На фоне будней настоящим праздником было воскресенье, когда Лундстедт садился рядом с профессором у органа и помогал с регистровкой. В такие минуты юноше казалось, что он чуть ли не самое важное лицо в церкви, превосходство инструмента возвышало его и возвеличивало, оставляя отпечаток в душе. Он любил прекрасное творение, как нечто более могущественное, чем он сам, воображал, как из его собственных легких выходит воздух, из горла звуки и что профессор — это всего лишь деталь механизма, сообщавшая музыкальные желания юноши педалям и мануалам. Он был уверен, что сотни прихожан поют то, что угодно ему, а священник вынужден молчать, когда играет он.

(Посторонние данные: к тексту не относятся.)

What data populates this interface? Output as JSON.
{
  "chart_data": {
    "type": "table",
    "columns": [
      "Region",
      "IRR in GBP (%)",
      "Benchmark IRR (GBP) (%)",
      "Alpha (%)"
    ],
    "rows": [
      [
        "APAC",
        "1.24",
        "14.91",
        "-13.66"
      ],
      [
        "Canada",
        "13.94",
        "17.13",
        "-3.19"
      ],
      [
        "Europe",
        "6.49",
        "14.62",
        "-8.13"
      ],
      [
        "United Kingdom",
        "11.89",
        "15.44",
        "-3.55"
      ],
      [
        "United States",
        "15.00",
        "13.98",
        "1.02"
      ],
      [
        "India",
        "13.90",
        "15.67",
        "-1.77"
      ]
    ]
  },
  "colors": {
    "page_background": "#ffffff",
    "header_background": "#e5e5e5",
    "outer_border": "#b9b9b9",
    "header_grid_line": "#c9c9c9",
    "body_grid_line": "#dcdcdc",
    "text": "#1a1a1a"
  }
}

Длинную проповедь Альрик слушал с нетерпением, а то и не слушал вообще. Как-то раз на южных хорах он увидел красиво одетую девушку благородной внешности и с нежной кожей. Он видел ее каждое воскресенье на одном и том же месте и в конце концов стал считать ее своей слушательницей, которая приходит петь под его аккомпанемент (в действительности исполнявшийся профессором). Альрику казалось, что девушка все время смотрит на органные хоры. Узнать ее имя было бы делом несложным, стоило лишь посмотреть табличку на скамье, но юноша решил, что сам даст ей красивое имя, и назвал ее Ангеликой, как звали девушку в стихотворении Мальмстрёма[26]. Оставалось найти ей фамилию, и после долгих размышлений он придумал Делагарди в честь графа, который построил церковь. На Рождество Альрик увидел отца и мать девушки. Отец носил белые усы щеточкой, как у французских маршалов, за что Лундстедт возвел его в генерал-лейтенанты — самое высокое из известных ему званий. Еще у Ангелики были две младшие сестры, которых он назвал Гурли и Фанни. Вскоре он счел, что знаком с девушкой достаточно долго, и однажды во время праздничной проповеди затеял сватовство: раскрыл наугад псалом в Псалтири, число было четное, а значит, она согласна. Оставалось только узнать ответ отца, и господин Лундстедт стал считать трубы принципальных регистров. Но отец наотрез отказал ему, причем как раз когда пастор читал «Отче наш» и следовало преклонить голову. Глядя меж пальцев, Лундстедт попробовал пересчитать трубы в обратном порядке, но ответ все равно выходил отрицательный. На долю юноши выпало горе, однако оно было прекрасно, ведь тихое незаслуженное страдание облагораживает человека и очищает душу от тщеславия. Прошло еще одно воскресенье, господин Лундстедт распорядился о помолвке, не дожидаясь согласия родителей, но, когда священник читал оглашения и вместо имен Ангелики и Альрика произнес два совершенно других имени, господин Лундстедт взял себе и невесте эти имена, которые назвал псевдонимами, и решил, что отныне обручен тайно. В понедельник утром, направляясь из семинарии в академию, он зашел к ювелиру на Дроттнинггатан, чтобы выбрать кольца, но раз помолвка была анонимной, то обручальные кольца, подобные тем, что лежали в витрине, не годились, а потому он выбрал два кольца с алмазными розами.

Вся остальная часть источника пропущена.